For a hypothesis $H_0\equiv p_1=p_2$ (for two Bernoulli distributions), we take a measurement and find that $X_1=i,X_2=j$, and we denote $k=i+j$
Now, to test $H_0$, the Fisher-Irwin test tells us to compute $$P_{H_0}(X_1=i|X_1+X_2=k)=\frac{\tbinom{n_1}{i}\tbinom{n_2}{k-i}}{\tbinom{n_1+n_2}{k}}$$
As I understand this, this probability is supposed to be "the probability that we would get the measured data $i,k$ in a measurement assuming that $H_0$ is true". We then compare this probability with the significance level, as in any other hypothesis testing exercise -- we always calculate the probability that we would obtain the measured dataset, and then compare with the significance level.

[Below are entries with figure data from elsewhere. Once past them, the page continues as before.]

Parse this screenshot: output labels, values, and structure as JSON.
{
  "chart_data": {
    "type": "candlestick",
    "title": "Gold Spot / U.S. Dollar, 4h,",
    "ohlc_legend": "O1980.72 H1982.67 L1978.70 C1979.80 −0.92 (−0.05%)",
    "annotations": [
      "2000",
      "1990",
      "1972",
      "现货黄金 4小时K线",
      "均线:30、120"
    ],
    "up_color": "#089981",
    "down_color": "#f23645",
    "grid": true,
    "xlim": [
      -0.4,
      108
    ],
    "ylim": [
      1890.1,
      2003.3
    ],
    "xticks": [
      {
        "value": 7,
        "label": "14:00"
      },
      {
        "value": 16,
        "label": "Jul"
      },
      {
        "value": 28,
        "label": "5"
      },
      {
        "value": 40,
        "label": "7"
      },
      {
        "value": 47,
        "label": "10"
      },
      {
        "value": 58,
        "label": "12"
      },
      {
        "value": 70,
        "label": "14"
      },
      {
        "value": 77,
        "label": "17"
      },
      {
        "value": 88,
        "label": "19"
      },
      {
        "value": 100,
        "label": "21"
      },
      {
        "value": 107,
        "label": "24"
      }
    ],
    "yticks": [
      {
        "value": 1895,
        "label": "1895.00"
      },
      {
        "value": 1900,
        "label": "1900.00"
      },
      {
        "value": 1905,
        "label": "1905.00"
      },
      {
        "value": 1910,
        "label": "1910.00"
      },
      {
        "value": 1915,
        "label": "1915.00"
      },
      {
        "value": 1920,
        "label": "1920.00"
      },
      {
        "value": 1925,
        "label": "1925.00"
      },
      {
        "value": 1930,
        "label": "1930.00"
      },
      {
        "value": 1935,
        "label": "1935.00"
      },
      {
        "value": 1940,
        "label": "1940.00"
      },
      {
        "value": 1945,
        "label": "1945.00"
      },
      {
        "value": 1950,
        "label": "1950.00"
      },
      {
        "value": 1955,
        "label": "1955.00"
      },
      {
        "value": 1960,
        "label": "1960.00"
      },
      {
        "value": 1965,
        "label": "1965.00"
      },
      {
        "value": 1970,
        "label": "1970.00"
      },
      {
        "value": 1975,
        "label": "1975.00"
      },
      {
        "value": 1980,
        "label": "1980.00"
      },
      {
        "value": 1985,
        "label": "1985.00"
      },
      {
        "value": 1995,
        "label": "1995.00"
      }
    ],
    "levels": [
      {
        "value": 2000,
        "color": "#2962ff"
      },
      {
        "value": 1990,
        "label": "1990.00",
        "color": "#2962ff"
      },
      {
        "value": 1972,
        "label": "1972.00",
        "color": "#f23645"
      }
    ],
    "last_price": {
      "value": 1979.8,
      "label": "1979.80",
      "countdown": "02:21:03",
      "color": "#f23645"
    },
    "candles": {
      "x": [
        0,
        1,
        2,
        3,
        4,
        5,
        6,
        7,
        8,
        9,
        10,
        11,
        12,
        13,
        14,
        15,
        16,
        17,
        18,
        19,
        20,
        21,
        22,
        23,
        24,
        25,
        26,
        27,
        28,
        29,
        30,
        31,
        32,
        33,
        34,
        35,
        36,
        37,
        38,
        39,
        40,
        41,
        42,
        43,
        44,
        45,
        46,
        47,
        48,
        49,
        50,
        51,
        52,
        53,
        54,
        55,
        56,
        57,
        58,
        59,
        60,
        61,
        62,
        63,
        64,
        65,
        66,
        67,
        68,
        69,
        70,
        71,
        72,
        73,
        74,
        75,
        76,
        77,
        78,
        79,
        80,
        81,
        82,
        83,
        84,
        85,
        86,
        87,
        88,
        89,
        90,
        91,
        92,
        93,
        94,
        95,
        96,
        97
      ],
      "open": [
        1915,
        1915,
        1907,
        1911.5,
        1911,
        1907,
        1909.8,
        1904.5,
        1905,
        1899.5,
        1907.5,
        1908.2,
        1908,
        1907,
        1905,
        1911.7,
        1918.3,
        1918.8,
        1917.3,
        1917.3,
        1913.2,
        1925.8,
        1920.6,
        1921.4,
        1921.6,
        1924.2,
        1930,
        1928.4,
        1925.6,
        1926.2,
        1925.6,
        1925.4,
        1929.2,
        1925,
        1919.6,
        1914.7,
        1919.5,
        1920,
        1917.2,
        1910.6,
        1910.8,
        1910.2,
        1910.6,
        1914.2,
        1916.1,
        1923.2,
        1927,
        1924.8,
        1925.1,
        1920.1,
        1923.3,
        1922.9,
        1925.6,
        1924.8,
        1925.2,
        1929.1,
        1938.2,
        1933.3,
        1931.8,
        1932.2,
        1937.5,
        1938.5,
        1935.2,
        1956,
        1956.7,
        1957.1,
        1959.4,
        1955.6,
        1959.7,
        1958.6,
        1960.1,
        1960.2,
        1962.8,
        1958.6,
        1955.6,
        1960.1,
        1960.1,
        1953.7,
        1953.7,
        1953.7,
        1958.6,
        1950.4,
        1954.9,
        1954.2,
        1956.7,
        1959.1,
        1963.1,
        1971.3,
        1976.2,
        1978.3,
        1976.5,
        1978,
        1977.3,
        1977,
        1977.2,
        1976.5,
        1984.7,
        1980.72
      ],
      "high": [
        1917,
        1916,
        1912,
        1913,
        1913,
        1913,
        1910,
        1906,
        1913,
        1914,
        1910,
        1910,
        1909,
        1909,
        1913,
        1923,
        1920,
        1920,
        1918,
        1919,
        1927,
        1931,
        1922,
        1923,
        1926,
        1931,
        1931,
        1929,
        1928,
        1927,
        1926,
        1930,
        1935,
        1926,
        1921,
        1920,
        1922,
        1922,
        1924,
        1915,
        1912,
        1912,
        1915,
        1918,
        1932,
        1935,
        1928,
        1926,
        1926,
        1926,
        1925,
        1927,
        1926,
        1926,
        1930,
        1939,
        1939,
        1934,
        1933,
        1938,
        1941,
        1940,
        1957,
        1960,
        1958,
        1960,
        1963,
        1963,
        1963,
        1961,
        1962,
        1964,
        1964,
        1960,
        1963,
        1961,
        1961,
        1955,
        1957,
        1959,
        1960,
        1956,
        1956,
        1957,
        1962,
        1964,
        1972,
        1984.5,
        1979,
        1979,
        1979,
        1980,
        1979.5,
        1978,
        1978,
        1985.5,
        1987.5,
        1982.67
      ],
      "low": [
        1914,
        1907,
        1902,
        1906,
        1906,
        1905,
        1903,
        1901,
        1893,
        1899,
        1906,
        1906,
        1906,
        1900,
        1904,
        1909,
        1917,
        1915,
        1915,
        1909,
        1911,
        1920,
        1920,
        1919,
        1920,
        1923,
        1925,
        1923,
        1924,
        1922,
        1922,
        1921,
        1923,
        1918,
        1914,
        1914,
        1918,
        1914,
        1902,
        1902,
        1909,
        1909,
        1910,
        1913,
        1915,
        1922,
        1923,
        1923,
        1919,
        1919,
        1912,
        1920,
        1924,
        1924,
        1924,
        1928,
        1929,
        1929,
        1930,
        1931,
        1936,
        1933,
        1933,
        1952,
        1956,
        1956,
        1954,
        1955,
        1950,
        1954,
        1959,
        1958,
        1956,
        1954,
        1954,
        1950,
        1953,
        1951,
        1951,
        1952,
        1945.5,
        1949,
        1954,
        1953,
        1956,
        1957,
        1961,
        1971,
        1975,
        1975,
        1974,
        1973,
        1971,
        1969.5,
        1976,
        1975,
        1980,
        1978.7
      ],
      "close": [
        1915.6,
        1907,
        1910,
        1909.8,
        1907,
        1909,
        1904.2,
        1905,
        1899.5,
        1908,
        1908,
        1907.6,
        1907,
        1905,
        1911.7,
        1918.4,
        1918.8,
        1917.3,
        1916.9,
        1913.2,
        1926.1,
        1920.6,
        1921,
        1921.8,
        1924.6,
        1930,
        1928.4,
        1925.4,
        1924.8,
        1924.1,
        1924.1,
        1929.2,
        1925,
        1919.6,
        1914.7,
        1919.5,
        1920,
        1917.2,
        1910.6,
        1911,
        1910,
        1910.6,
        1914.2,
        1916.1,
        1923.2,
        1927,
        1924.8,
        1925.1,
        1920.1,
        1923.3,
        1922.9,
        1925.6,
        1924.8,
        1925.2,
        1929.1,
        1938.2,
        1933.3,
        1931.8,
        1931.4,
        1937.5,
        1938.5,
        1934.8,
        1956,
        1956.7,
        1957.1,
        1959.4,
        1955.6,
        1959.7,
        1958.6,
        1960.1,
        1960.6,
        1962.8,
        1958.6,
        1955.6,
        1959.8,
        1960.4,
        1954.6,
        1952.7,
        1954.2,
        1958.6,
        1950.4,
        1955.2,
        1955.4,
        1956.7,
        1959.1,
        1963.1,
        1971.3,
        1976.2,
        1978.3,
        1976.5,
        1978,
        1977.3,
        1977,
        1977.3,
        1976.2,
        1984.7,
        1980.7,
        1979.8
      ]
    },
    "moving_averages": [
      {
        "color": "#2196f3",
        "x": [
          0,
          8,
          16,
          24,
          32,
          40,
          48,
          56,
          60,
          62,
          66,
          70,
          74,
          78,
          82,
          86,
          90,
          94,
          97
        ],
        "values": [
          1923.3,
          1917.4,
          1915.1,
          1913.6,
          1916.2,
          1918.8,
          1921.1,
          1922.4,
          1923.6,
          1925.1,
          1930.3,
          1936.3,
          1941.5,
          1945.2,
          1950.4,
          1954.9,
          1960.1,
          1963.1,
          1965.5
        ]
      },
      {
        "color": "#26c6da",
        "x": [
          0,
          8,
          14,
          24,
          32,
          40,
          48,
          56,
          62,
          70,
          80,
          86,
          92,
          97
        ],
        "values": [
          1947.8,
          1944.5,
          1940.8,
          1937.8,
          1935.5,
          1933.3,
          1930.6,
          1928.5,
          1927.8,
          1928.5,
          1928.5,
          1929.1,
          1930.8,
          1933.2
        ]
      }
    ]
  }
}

However, the given expression is not the probability that we would get the data $i,k$ in a measurement assuming that $H_0$ is true". That probability is $$P_{H_0}(X_1=i \:\cap X_1+X_2=k )=P_{H_0}(X_1=i|X_1+X_2=k)\times P_{H_0}(X_1+X_2=k)$$
The probability distribution suggested by the Fisher-Irwin test seems to miss out the fact that there are two independent variables and not one ($X_1$ and $X=X_1+X_2$). The expression gives me the impression that it is presupposing $X=k$ and then going on to deal with the probability for $X_1$.
Why do we use $P_{H_0}(X_1=i|X_1+X_2=k)$ in the Fisher-Irwin test and not $P_{H_0}(X_1=i \:\cup X_1+X_2=k)$? The explanation1 2 given in Sheldon Ross' book isn't quite convincing.